Mongolia’s rapid economic and social development, fueled by the discovery of significant mineral resources, has exacerbated governance and corruption challenges. To address this, a new OECD report says that Mongolia should complete the reform of its anti-corruption legislation, strengthen enforcement and make the prevention of political corruption a priority.

The report commends the Independent Authority Against Corruption (IAAC) of Mongolia for its active work on corruption prevention, public awareness-raising and investigation of corruption offences. But it regrets that no actions were taken to improve the capacity of the IAAC to deliver on its very broad mandate. The report calls on Mongolia to reject any amnesty law that would grant protection from prosecution for corruption or lead to termination of cases that are currently under investigation by the IAAC.
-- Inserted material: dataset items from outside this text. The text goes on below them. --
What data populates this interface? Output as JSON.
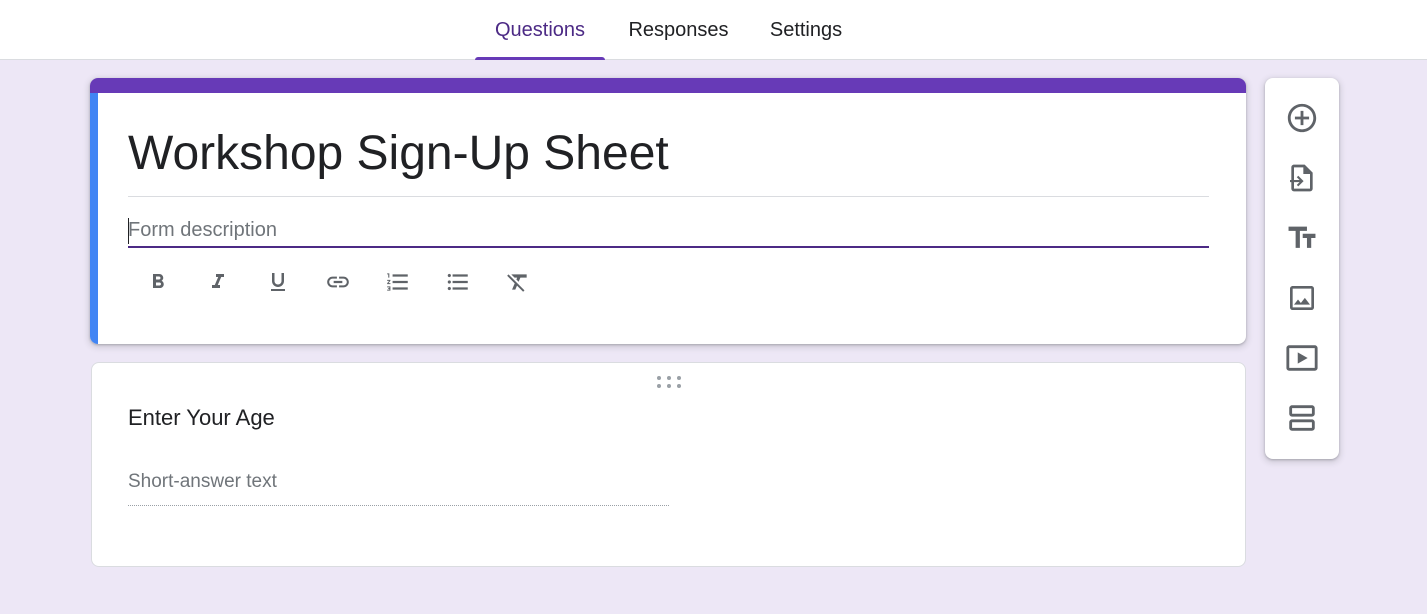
{
  "tabs": [
    {
      "label": "Questions",
      "active": true
    },
    {
      "label": "Responses",
      "active": false
    },
    {
      "label": "Settings",
      "active": false
    }
  ],
  "form": {
    "title": "Workshop Sign-Up Sheet",
    "description_placeholder": "Form description",
    "description_value": ""
  },
  "formatting_toolbar": [
    "bold-icon",
    "italic-icon",
    "underline-icon",
    "link-icon",
    "numbered-list-icon",
    "bulleted-list-icon",
    "clear-formatting-icon"
  ],
  "question": {
    "title": "Enter Your Age",
    "answer_placeholder": "Short-answer text"
  },
  "side_toolbar": [
    "add-question-icon",
    "import-questions-icon",
    "add-title-icon",
    "add-image-icon",
    "add-video-icon",
    "add-section-icon"
  ],
  "colors": {
    "accent": "#673ab7",
    "accent_dark": "#4c2a85",
    "active_card_strip": "#4285f4",
    "background": "#ede7f6",
    "icon": "#5f6368"
  }
}
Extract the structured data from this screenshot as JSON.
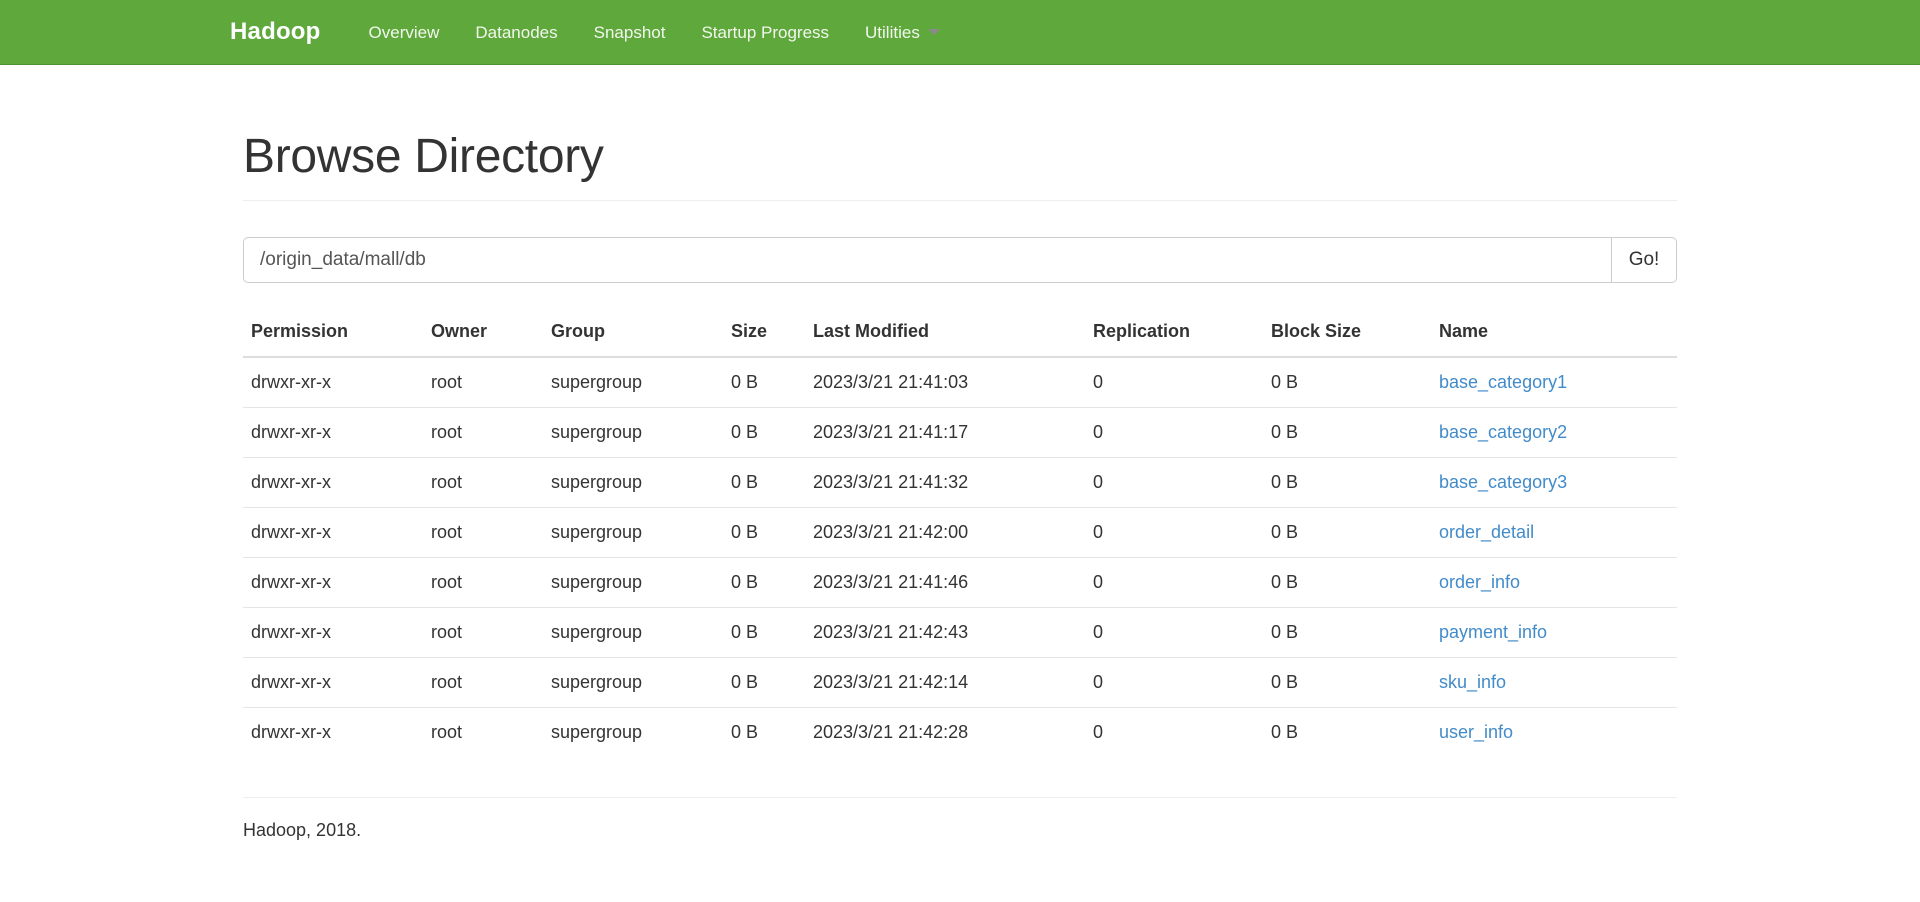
{
  "navbar": {
    "brand": "Hadoop",
    "brand_color": "#ffffff",
    "background_color": "#5fa83c",
    "items": [
      {
        "label": "Overview",
        "has_caret": false
      },
      {
        "label": "Datanodes",
        "has_caret": false
      },
      {
        "label": "Snapshot",
        "has_caret": false
      },
      {
        "label": "Startup Progress",
        "has_caret": false
      },
      {
        "label": "Utilities",
        "has_caret": true
      }
    ]
  },
  "page": {
    "title": "Browse Directory"
  },
  "path_bar": {
    "value": "/origin_data/mall/db",
    "placeholder": "Enter a path",
    "go_label": "Go!"
  },
  "table": {
    "columns": [
      "Permission",
      "Owner",
      "Group",
      "Size",
      "Last Modified",
      "Replication",
      "Block Size",
      "Name"
    ],
    "rows": [
      {
        "permission": "drwxr-xr-x",
        "owner": "root",
        "group": "supergroup",
        "size": "0 B",
        "last_modified": "2023/3/21 21:41:03",
        "replication": "0",
        "block_size": "0 B",
        "name": "base_category1"
      },
      {
        "permission": "drwxr-xr-x",
        "owner": "root",
        "group": "supergroup",
        "size": "0 B",
        "last_modified": "2023/3/21 21:41:17",
        "replication": "0",
        "block_size": "0 B",
        "name": "base_category2"
      },
      {
        "permission": "drwxr-xr-x",
        "owner": "root",
        "group": "supergroup",
        "size": "0 B",
        "last_modified": "2023/3/21 21:41:32",
        "replication": "0",
        "block_size": "0 B",
        "name": "base_category3"
      },
      {
        "permission": "drwxr-xr-x",
        "owner": "root",
        "group": "supergroup",
        "size": "0 B",
        "last_modified": "2023/3/21 21:42:00",
        "replication": "0",
        "block_size": "0 B",
        "name": "order_detail"
      },
      {
        "permission": "drwxr-xr-x",
        "owner": "root",
        "group": "supergroup",
        "size": "0 B",
        "last_modified": "2023/3/21 21:41:46",
        "replication": "0",
        "block_size": "0 B",
        "name": "order_info"
      },
      {
        "permission": "drwxr-xr-x",
        "owner": "root",
        "group": "supergroup",
        "size": "0 B",
        "last_modified": "2023/3/21 21:42:43",
        "replication": "0",
        "block_size": "0 B",
        "name": "payment_info"
      },
      {
        "permission": "drwxr-xr-x",
        "owner": "root",
        "group": "supergroup",
        "size": "0 B",
        "last_modified": "2023/3/21 21:42:14",
        "replication": "0",
        "block_size": "0 B",
        "name": "sku_info"
      },
      {
        "permission": "drwxr-xr-x",
        "owner": "root",
        "group": "supergroup",
        "size": "0 B",
        "last_modified": "2023/3/21 21:42:28",
        "replication": "0",
        "block_size": "0 B",
        "name": "user_info"
      }
    ]
  },
  "footer": {
    "text": "Hadoop, 2018."
  },
  "colors": {
    "navbar_green": "#5fa83c",
    "link_blue": "#428bca",
    "text_dark": "#333333",
    "border_light": "#e4e4e4"
  }
}
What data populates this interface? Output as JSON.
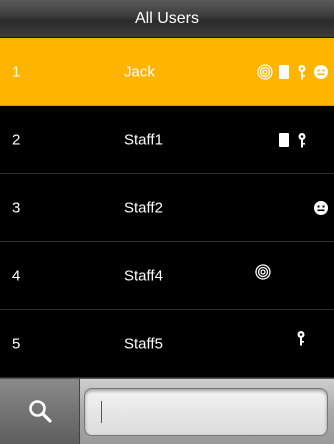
{
  "header": {
    "title": "All Users"
  },
  "users": [
    {
      "no": "1",
      "name": "Jack",
      "selected": true,
      "credentials": [
        "fingerprint-icon",
        "card-icon",
        "password-icon",
        "face-icon"
      ]
    },
    {
      "no": "2",
      "name": "Staff1",
      "selected": false,
      "credentials": [
        "card-icon",
        "password-icon"
      ]
    },
    {
      "no": "3",
      "name": "Staff2",
      "selected": false,
      "credentials": [
        "face-icon"
      ]
    },
    {
      "no": "4",
      "name": "Staff4",
      "selected": false,
      "credentials": [
        "fingerprint-icon"
      ]
    },
    {
      "no": "5",
      "name": "Staff5",
      "selected": false,
      "credentials": [
        "password-icon"
      ]
    }
  ],
  "search": {
    "value": ""
  },
  "colors": {
    "selected_row": "#ffb400",
    "background": "#000000"
  }
}
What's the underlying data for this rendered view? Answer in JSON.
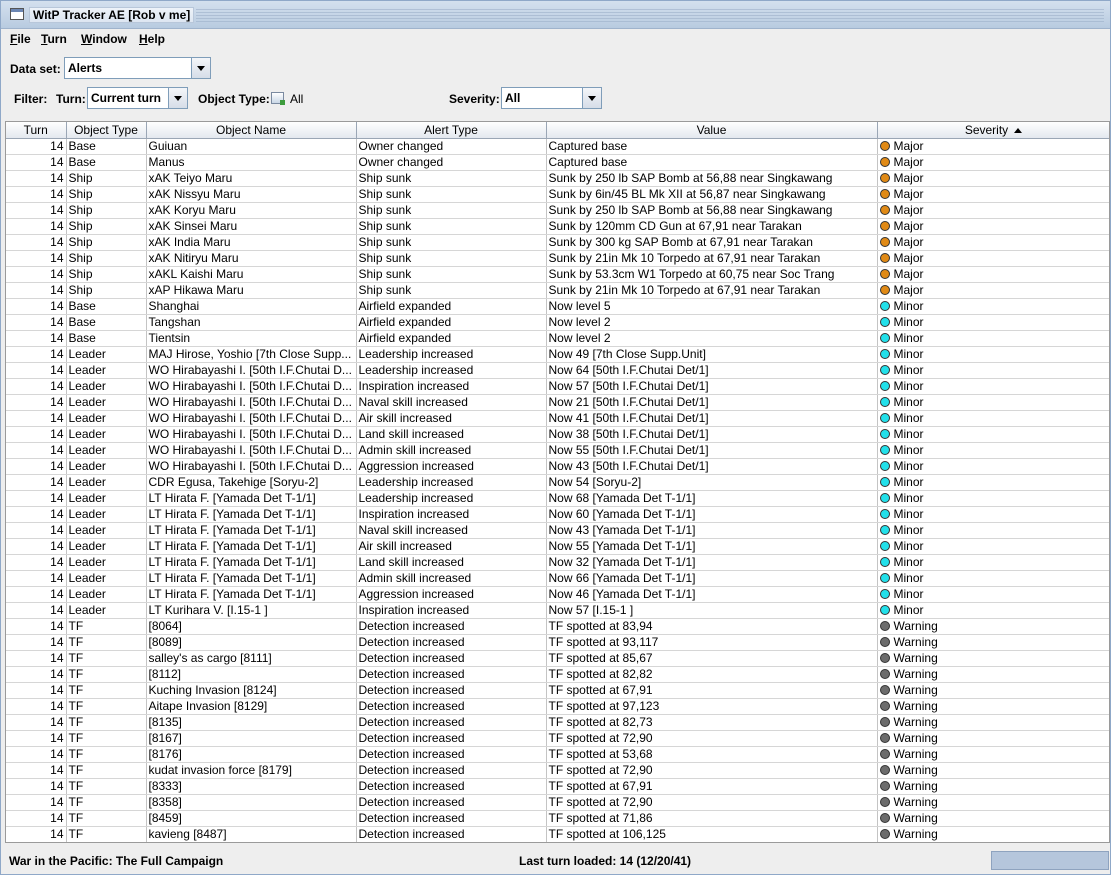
{
  "window": {
    "title": "WitP Tracker AE [Rob v me]"
  },
  "menu": [
    "File",
    "Turn",
    "Window",
    "Help"
  ],
  "dataset": {
    "label": "Data set:",
    "value": "Alerts"
  },
  "filter": {
    "label": "Filter:",
    "turn_label": "Turn:",
    "turn_value": "Current turn",
    "object_type_label": "Object Type:",
    "object_type_value": "All",
    "severity_label": "Severity:",
    "severity_value": "All"
  },
  "table": {
    "columns": [
      "Turn",
      "Object Type",
      "Object Name",
      "Alert Type",
      "Value",
      "Severity"
    ],
    "sorted_column": "Severity",
    "severity_colors": {
      "Major": "#e08a16",
      "Minor": "#22e0ea",
      "Warning": "#6c6c6c"
    },
    "rows": [
      [
        "14",
        "Base",
        "Guiuan",
        "Owner changed",
        "Captured base",
        "Major"
      ],
      [
        "14",
        "Base",
        "Manus",
        "Owner changed",
        "Captured base",
        "Major"
      ],
      [
        "14",
        "Ship",
        "xAK Teiyo Maru",
        "Ship sunk",
        "Sunk by 250 lb SAP Bomb at 56,88 near Singkawang",
        "Major"
      ],
      [
        "14",
        "Ship",
        "xAK Nissyu Maru",
        "Ship sunk",
        "Sunk by 6in/45 BL Mk XII at 56,87 near Singkawang",
        "Major"
      ],
      [
        "14",
        "Ship",
        "xAK Koryu Maru",
        "Ship sunk",
        "Sunk by 250 lb SAP Bomb at 56,88 near Singkawang",
        "Major"
      ],
      [
        "14",
        "Ship",
        "xAK Sinsei Maru",
        "Ship sunk",
        "Sunk by 120mm CD Gun at 67,91 near Tarakan",
        "Major"
      ],
      [
        "14",
        "Ship",
        "xAK India Maru",
        "Ship sunk",
        "Sunk by 300 kg SAP Bomb at 67,91 near Tarakan",
        "Major"
      ],
      [
        "14",
        "Ship",
        "xAK Nitiryu Maru",
        "Ship sunk",
        "Sunk by 21in Mk 10 Torpedo at 67,91 near Tarakan",
        "Major"
      ],
      [
        "14",
        "Ship",
        "xAKL Kaishi Maru",
        "Ship sunk",
        "Sunk by 53.3cm W1 Torpedo at 60,75 near Soc Trang",
        "Major"
      ],
      [
        "14",
        "Ship",
        "xAP Hikawa Maru",
        "Ship sunk",
        "Sunk by 21in Mk 10 Torpedo at 67,91 near Tarakan",
        "Major"
      ],
      [
        "14",
        "Base",
        "Shanghai",
        "Airfield expanded",
        "Now level 5",
        "Minor"
      ],
      [
        "14",
        "Base",
        "Tangshan",
        "Airfield expanded",
        "Now level 2",
        "Minor"
      ],
      [
        "14",
        "Base",
        "Tientsin",
        "Airfield expanded",
        "Now level 2",
        "Minor"
      ],
      [
        "14",
        "Leader",
        "MAJ Hirose, Yoshio [7th Close Supp...",
        "Leadership increased",
        "Now 49 [7th Close Supp.Unit]",
        "Minor"
      ],
      [
        "14",
        "Leader",
        "WO Hirabayashi I. [50th I.F.Chutai D...",
        "Leadership increased",
        "Now 64 [50th I.F.Chutai Det/1]",
        "Minor"
      ],
      [
        "14",
        "Leader",
        "WO Hirabayashi I. [50th I.F.Chutai D...",
        "Inspiration increased",
        "Now 57 [50th I.F.Chutai Det/1]",
        "Minor"
      ],
      [
        "14",
        "Leader",
        "WO Hirabayashi I. [50th I.F.Chutai D...",
        "Naval skill increased",
        "Now 21 [50th I.F.Chutai Det/1]",
        "Minor"
      ],
      [
        "14",
        "Leader",
        "WO Hirabayashi I. [50th I.F.Chutai D...",
        "Air skill increased",
        "Now 41 [50th I.F.Chutai Det/1]",
        "Minor"
      ],
      [
        "14",
        "Leader",
        "WO Hirabayashi I. [50th I.F.Chutai D...",
        "Land skill increased",
        "Now 38 [50th I.F.Chutai Det/1]",
        "Minor"
      ],
      [
        "14",
        "Leader",
        "WO Hirabayashi I. [50th I.F.Chutai D...",
        "Admin skill increased",
        "Now 55 [50th I.F.Chutai Det/1]",
        "Minor"
      ],
      [
        "14",
        "Leader",
        "WO Hirabayashi I. [50th I.F.Chutai D...",
        "Aggression increased",
        "Now 43 [50th I.F.Chutai Det/1]",
        "Minor"
      ],
      [
        "14",
        "Leader",
        "CDR Egusa, Takehige [Soryu-2]",
        "Leadership increased",
        "Now 54 [Soryu-2]",
        "Minor"
      ],
      [
        "14",
        "Leader",
        "LT Hirata F. [Yamada Det T-1/1]",
        "Leadership increased",
        "Now 68 [Yamada Det T-1/1]",
        "Minor"
      ],
      [
        "14",
        "Leader",
        "LT Hirata F. [Yamada Det T-1/1]",
        "Inspiration increased",
        "Now 60 [Yamada Det T-1/1]",
        "Minor"
      ],
      [
        "14",
        "Leader",
        "LT Hirata F. [Yamada Det T-1/1]",
        "Naval skill increased",
        "Now 43 [Yamada Det T-1/1]",
        "Minor"
      ],
      [
        "14",
        "Leader",
        "LT Hirata F. [Yamada Det T-1/1]",
        "Air skill increased",
        "Now 55 [Yamada Det T-1/1]",
        "Minor"
      ],
      [
        "14",
        "Leader",
        "LT Hirata F. [Yamada Det T-1/1]",
        "Land skill increased",
        "Now 32 [Yamada Det T-1/1]",
        "Minor"
      ],
      [
        "14",
        "Leader",
        "LT Hirata F. [Yamada Det T-1/1]",
        "Admin skill increased",
        "Now 66 [Yamada Det T-1/1]",
        "Minor"
      ],
      [
        "14",
        "Leader",
        "LT Hirata F. [Yamada Det T-1/1]",
        "Aggression increased",
        "Now 46 [Yamada Det T-1/1]",
        "Minor"
      ],
      [
        "14",
        "Leader",
        "LT Kurihara V. [I.15-1 ]",
        "Inspiration increased",
        "Now 57 [I.15-1 ]",
        "Minor"
      ],
      [
        "14",
        "TF",
        " [8064]",
        "Detection increased",
        "TF spotted at 83,94",
        "Warning"
      ],
      [
        "14",
        "TF",
        " [8089]",
        "Detection increased",
        "TF spotted at 93,117",
        "Warning"
      ],
      [
        "14",
        "TF",
        "salley's as cargo [8111]",
        "Detection increased",
        "TF spotted at 85,67",
        "Warning"
      ],
      [
        "14",
        "TF",
        " [8112]",
        "Detection increased",
        "TF spotted at 82,82",
        "Warning"
      ],
      [
        "14",
        "TF",
        "Kuching Invasion [8124]",
        "Detection increased",
        "TF spotted at 67,91",
        "Warning"
      ],
      [
        "14",
        "TF",
        "Aitape Invasion [8129]",
        "Detection increased",
        "TF spotted at 97,123",
        "Warning"
      ],
      [
        "14",
        "TF",
        " [8135]",
        "Detection increased",
        "TF spotted at 82,73",
        "Warning"
      ],
      [
        "14",
        "TF",
        " [8167]",
        "Detection increased",
        "TF spotted at 72,90",
        "Warning"
      ],
      [
        "14",
        "TF",
        " [8176]",
        "Detection increased",
        "TF spotted at 53,68",
        "Warning"
      ],
      [
        "14",
        "TF",
        "kudat invasion force [8179]",
        "Detection increased",
        "TF spotted at 72,90",
        "Warning"
      ],
      [
        "14",
        "TF",
        " [8333]",
        "Detection increased",
        "TF spotted at 67,91",
        "Warning"
      ],
      [
        "14",
        "TF",
        " [8358]",
        "Detection increased",
        "TF spotted at 72,90",
        "Warning"
      ],
      [
        "14",
        "TF",
        " [8459]",
        "Detection increased",
        "TF spotted at 71,86",
        "Warning"
      ],
      [
        "14",
        "TF",
        "kavieng [8487]",
        "Detection increased",
        "TF spotted at 106,125",
        "Warning"
      ]
    ]
  },
  "status": {
    "left": "War in the Pacific: The Full Campaign",
    "center": "Last turn loaded: 14 (12/20/41)"
  }
}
The report further recommends that Mongolia should:

-        Adopt the new anti-corruption strategy without delay, and establish a high level mechanism for anti-corruption policy co-ordination;

-        Bring national legislation in full compliance with international anti-corruption standards as part of the on-going reform of the Criminal Code;

-        Limit immunities to remove barriers for effective investigation and prosecution of corruption, especially involving high-level officials;

-        Ensure the de-politicisation of the civil service, including the Civil Service Council, and streamline legislation on conflicts of interests;

-        Review the legal framework for public procurement, strengthen the Government Procurement Agency and the oversight mechanism;

-        Bring the Mongolian Freedom of Information law in line with international standards, introduce dissuasive sanctions for its violation and establish an independent supervisory mechanism for its enforcement;

-        De-criminalise defamation and insult to boost investigative journalism and introduce transparency of media ownership;

-        Urgently reform regulations on political party financing, and ensure its effective supervision;

-        Continue the reform of the judiciary to prevent corruption, political influence and nepotism.


The report also highlights important achievements of Mongolian anti-corruption reforms, such as the adoption of the Glass Accounts Law, development of public administration procedures, ensuring well-functioning National Audit Office, and establishing internal audit committees in all ministries. The report also welcomes evaluation of the state-owned enterprises commissioned by the IAAC and resulting recommendations on corporate transparent accounts and procurement, but stresses that further effective measure are need to promote business integrity.